This is the first flavour our dad churned, sampled and perfected in the old dairy barn at home. It's still his favourite and it's our best-selling scoop. An out-and-out classic, vanilla is the foundation of many an ice cream recipe, so it's more than worth getting it right. Once you have mastered this, you'll have a friend for life that you can adapt for a whole world of flavour experimentation.
MAKES 1 LITRE (1¾ PINTS)
300ml (½ pint) double cream
300ml (½ pint) whole milk
1 vanilla pod, slit in half lengthways
A pinch of salt
6 medium egg yolks
100g (3½ oz) golden caster sugar
Pour the cream and milk into a small saucepan. Use the tip of a sharp knife to scrape the seeds from the vanilla pod and into the cream, along with the empty pod. Place the saucepan over a very gentle heat for 8-10 minutes and, when the cream is almost boiling, remove the pan from the heat and leave to cool for 20 minutes, allowing the vanilla to flavour the milk.
Meanwhile, using a wooden spoon, beat the salt, egg yolks and sugar together in a large mixing bowl for 2-3 minutes until light and uniform.
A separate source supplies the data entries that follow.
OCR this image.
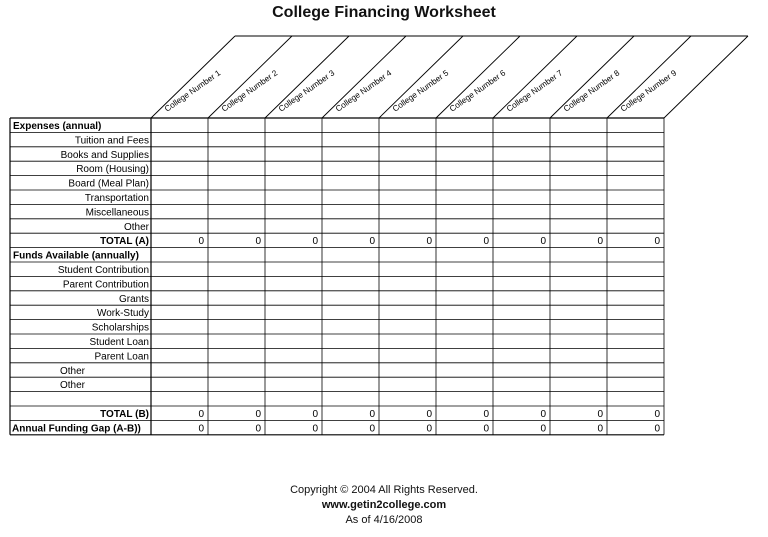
College Financing Worksheet
College Number 1
College Number 2
College Number 3
College Number 4
College Number 5
College Number 6
College Number 7
College Number 8
College Number 9
Expenses (annual)
Tuition and Fees
Books and Supplies
Room (Housing)
Board (Meal Plan)
Transportation
Miscellaneous
Other
TOTAL (A)	0	0	0	0	0	0	0	0	0
Funds Available (annually)
Student Contribution
Parent Contribution
Grants
Work-Study
Scholarships
Student Loan
Parent Loan
Other
Other
TOTAL (B)	0	0	0	0	0	0	0	0	0
Annual Funding Gap (A-B))	0	0	0	0	0	0	0	0	0
Copyright © 2004 All Rights Reserved.
www.getin2college.com
As of 4/16/2008
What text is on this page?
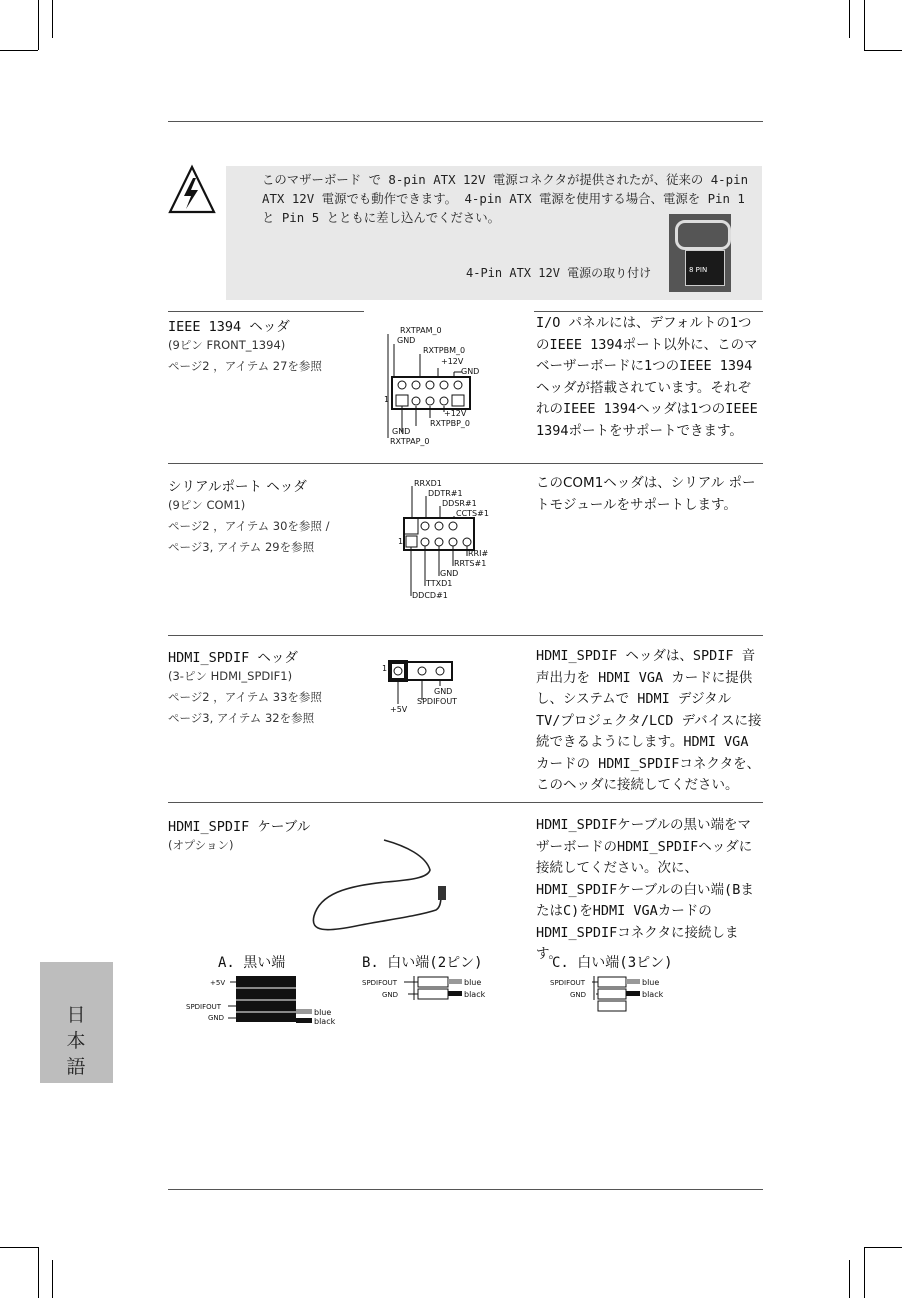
このマザーボード で 8-pin ATX 12V 電源コネクタが提供されたが、従来の 4-pin ATX 12V 電源でも動作できます。 4-pin ATX 電源を使用する場合、電源を Pin 1 と Pin 5 とともに差し込んでください。
4-Pin ATX 12V 電源の取り付け	8 PIN
IEEE 1394 ヘッダ
(9ピン FRONT_1394)
ページ2 ，アイテム 27を参照
I/O パネルには、デフォルトの1つのIEEE 1394ポート以外に、このマベーザーボードに1つのIEEE 1394ヘッダが搭載されています。それぞれのIEEE 1394ヘッダは1つのIEEE 1394ポートをサポートできます。
RXTPAM_0
GND
RXTPBM_0
+12V
GND
1
+12V
RXTPBP_0
GND
RXTPAP_0
シリアルポート ヘッダ
(9ピン COM1)
ページ2 ，アイテム 30を参照 /
ページ3, アイテム 29を参照
このCOM1ヘッダは、シリアル ポートモジュールをサポートします。
RRXD1
DDTR#1
DDSR#1
CCTS#1
1
RRI#
RRTS#1
GND
TTXD1
DDCD#1
HDMI_SPDIF ヘッダ
(3-ピン HDMI_SPDIF1)
ページ2 ，アイテム 33を参照
ページ3, アイテム 32を参照
HDMI_SPDIF ヘッダは、SPDIF 音声出力を HDMI VGA カードに提供し、システムで HDMI デジタル TV/プロジェクタ/LCD デバイスに接続できるようにします。HDMI VGA カードの HDMI_SPDIFコネクタを、このヘッダに接続してください。
1
GND
SPDIFOUT
+5V
HDMI_SPDIF ケーブル
(オプション)
HDMI_SPDIFケーブルの黒い端をマザーボードのHDMI_SPDIFヘッダに接続してください。次に、HDMI_SPDIFケーブルの白い端(BまたはC)をHDMI VGAカードのHDMI_SPDIFコネクタに接続します。
A. 黒い端	B. 白い端(2ピン)	C. 白い端(3ピン)
+5V
SPDIFOUT
GND
blue
black
SPDIFOUT
GND
blue
black
SPDIFOUT
GND
blue
black
日
本
語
Remove the pod from the warm cream mixture and, working slowly, pour the mixture into the sugared yolks and continue to beat together until all is combined. Return the lot to a clean saucepan and cook over a gentle heat, stirring continuously, for up to 10 minutes. The mixture will eventually thicken to a custard consistency, just thick enough to coat the back of the wooden spoon. At this point, remove from the heat and transfer to a clean bowl (this prevents any further cooking). Set aside to cool for an hour.
Pour into an ice-cream machine and churn to a soft set following the manufacturer's instructions, or until the blade stops. Spoon the soft ice cream into an airtight, freezer-proof container. Cover and put in the freezer for at least 4 hours, or preferably overnight, until firm.
Remove from the freezer and allow the ice cream to soften for 5-10minutes before scooping.